Aidan: Oh yeah, Rocktober on Channel Thirteen.
(A well timed Ramones song comes over the PA)
Chris: This is my favourite Ramones song, a cover but one of the greats (starts singing “Baby, I love you”)
Aidan: With Phil Spector.
From that interview, I knew this had all the makings of a good night and I was right! Head on over and read my review of the gig for my other magazine, Good Call Live if you want a play by play of all the chaos.
Cheers to Carly Grace (@sublimesydrome) for all the freakishly great shots in this article! You can checkout more of her work here.
How exactly do you say it? Well it’s really up to anyone’s guess. The band sure as hell don’t have any idea either. Listen to ¯_(ツ)_/¯ below:
6. Bonus question: I detest ABBA. In fact, the only thing that makes my stomach turn more than that is Country music. But I absolutely love SOS! Therefore, on that logic, is there a Country song that could be Private-Functioned to change my perspective?
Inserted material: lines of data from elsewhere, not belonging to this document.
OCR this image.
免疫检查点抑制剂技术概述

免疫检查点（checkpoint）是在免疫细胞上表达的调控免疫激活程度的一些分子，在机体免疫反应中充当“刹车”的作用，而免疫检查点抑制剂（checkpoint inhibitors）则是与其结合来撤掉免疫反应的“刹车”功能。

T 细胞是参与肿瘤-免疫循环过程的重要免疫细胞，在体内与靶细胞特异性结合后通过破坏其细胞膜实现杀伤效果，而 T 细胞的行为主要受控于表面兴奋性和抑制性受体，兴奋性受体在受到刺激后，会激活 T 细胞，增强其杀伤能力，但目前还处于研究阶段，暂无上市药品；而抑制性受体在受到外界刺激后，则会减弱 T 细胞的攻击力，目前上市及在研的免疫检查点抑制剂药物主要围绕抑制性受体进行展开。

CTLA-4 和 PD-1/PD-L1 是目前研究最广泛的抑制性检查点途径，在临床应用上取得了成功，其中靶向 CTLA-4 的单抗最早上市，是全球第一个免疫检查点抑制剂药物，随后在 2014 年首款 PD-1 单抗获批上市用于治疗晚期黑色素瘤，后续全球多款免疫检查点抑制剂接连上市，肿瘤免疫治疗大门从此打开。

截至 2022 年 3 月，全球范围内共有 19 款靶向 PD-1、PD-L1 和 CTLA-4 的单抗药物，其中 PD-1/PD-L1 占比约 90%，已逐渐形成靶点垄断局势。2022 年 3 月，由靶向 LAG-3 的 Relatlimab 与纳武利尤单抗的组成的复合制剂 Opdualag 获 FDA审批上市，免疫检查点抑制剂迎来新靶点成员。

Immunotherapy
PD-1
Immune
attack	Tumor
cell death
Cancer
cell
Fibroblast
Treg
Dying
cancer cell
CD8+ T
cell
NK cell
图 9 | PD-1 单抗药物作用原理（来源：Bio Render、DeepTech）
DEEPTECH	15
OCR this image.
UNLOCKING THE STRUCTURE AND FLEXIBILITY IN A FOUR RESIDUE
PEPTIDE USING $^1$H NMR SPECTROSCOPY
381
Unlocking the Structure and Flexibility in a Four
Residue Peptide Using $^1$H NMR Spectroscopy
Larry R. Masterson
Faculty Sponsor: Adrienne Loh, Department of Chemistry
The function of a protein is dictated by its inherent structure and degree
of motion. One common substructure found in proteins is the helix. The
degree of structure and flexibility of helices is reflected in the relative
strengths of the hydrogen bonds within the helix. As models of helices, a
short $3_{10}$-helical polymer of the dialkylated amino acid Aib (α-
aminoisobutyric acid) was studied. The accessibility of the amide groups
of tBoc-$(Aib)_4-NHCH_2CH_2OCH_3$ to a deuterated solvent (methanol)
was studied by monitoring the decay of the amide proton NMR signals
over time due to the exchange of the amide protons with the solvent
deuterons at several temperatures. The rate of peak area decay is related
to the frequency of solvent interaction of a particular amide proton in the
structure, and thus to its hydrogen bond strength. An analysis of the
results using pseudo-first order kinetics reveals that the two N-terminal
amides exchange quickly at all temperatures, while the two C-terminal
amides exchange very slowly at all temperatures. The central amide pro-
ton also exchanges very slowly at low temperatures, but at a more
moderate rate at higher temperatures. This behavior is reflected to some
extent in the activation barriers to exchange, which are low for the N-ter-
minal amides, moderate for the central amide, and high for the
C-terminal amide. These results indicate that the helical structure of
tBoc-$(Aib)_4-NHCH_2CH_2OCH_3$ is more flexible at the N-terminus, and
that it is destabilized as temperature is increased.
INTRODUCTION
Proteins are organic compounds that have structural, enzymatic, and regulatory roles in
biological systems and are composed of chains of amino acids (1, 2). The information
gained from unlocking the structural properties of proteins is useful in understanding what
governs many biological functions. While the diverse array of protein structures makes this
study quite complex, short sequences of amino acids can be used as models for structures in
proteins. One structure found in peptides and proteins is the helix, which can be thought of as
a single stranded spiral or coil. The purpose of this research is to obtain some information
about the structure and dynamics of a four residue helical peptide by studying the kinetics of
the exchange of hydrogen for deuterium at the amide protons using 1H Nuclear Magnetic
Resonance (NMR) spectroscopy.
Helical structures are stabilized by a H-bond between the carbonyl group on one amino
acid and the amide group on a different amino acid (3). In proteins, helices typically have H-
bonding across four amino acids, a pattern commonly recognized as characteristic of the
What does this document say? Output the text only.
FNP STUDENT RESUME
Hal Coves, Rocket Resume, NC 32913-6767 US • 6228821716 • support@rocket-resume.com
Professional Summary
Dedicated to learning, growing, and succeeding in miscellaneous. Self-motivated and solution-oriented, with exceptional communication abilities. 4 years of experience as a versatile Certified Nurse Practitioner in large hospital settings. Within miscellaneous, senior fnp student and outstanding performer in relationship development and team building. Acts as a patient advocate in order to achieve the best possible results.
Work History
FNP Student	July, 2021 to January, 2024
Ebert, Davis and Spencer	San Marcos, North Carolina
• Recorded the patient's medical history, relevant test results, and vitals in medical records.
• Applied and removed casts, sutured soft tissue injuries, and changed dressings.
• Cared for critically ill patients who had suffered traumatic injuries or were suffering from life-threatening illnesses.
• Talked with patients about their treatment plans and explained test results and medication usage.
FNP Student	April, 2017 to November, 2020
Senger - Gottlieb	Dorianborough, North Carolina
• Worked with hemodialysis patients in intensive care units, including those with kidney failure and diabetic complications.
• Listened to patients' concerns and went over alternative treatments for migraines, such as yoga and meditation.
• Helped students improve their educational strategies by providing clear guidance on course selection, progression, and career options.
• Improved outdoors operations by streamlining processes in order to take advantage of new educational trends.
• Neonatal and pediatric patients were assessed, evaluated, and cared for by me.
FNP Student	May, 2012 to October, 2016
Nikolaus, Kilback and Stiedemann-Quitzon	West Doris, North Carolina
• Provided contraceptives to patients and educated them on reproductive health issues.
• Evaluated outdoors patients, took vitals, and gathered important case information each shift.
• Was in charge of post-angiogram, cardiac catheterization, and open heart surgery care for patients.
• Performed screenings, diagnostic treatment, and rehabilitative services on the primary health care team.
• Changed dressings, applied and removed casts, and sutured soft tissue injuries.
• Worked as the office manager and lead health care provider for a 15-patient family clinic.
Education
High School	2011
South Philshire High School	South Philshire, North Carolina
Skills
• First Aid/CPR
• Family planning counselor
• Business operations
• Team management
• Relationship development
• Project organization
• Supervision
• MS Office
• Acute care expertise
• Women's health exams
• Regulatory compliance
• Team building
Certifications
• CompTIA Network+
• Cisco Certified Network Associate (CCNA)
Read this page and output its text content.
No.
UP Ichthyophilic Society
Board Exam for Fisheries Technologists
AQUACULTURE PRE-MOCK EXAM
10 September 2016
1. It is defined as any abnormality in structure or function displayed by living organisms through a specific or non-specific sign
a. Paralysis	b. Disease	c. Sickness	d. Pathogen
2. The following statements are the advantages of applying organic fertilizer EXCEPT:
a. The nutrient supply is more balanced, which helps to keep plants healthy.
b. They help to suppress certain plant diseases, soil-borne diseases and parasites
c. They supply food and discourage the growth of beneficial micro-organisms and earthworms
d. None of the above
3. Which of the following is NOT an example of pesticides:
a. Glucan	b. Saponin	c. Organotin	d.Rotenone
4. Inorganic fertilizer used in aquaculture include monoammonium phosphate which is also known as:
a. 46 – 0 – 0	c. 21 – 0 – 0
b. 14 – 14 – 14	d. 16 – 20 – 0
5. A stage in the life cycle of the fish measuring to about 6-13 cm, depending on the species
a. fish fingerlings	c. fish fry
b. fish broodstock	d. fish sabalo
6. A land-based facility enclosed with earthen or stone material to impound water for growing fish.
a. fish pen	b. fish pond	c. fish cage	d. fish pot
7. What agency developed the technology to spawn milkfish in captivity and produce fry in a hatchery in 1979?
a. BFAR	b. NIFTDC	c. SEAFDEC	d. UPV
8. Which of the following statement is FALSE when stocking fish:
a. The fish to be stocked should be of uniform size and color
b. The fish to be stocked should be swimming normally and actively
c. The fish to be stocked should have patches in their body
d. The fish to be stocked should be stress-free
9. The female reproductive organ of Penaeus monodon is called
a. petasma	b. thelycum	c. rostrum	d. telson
Chris: Oh absolutely! We were going to do one of the first covers we actually first played almost ten years ago, (which) was Joe Diffie’s Prop Me Up Beside The Jukebox (If I Die) (singing the chorus).
Aidan: Is there a shot in Dial Before You Dig where you are up against the jukebox, and we were going to do something?
Chris: Yeah, we ripped it off. There’s a video clip for Prop Me Up Beside The Jukebox, where it goes (singing) “Fill my boots up with sand, put a stiff drink in my hand”, with a corpse up against a jukebox, and in the Dial Before You Dig music video, we filled the skeletons boots up with sand to hold it up right against the jukebox at The Tote.
OB: That’s cool as.
Chris: Did you come with us Aidan to the ABBA Museum in Sweden?
Lauren: I think it was us and Mila, I think.
Aidan: I think that was the day I just met up with Laura afterwards, and I think I was incredibly hungover from her birthday the night before.
OB: You should have a look at the Bee Gees Laneway in Redcliffe, it has a gallery and plays Bee Gees on a PA through this laneway with their timeline.
Chris: We’d love to. We’ve got time for any musical museum, we are there!
Lauren: That sounds sick.
Chris: Have you been to the ABBA Museum in Stockholm?
Lauren: It was crazy. We went in and came out and went: “Is ABBA just the greatest band in history or what?” We got like full Stockholm Syndrome. Ha-ha!
Chris: Literally! Hahaha ABBA Stockholm Syndrome in Stockholm.
Lauren: They are great, we love ABBA.
Chris: Yeah, ABBA rules.
Editor’s note: Funnily enough SOS and Take A Chance On Me are the only ABBA songs that I don‘t detest either.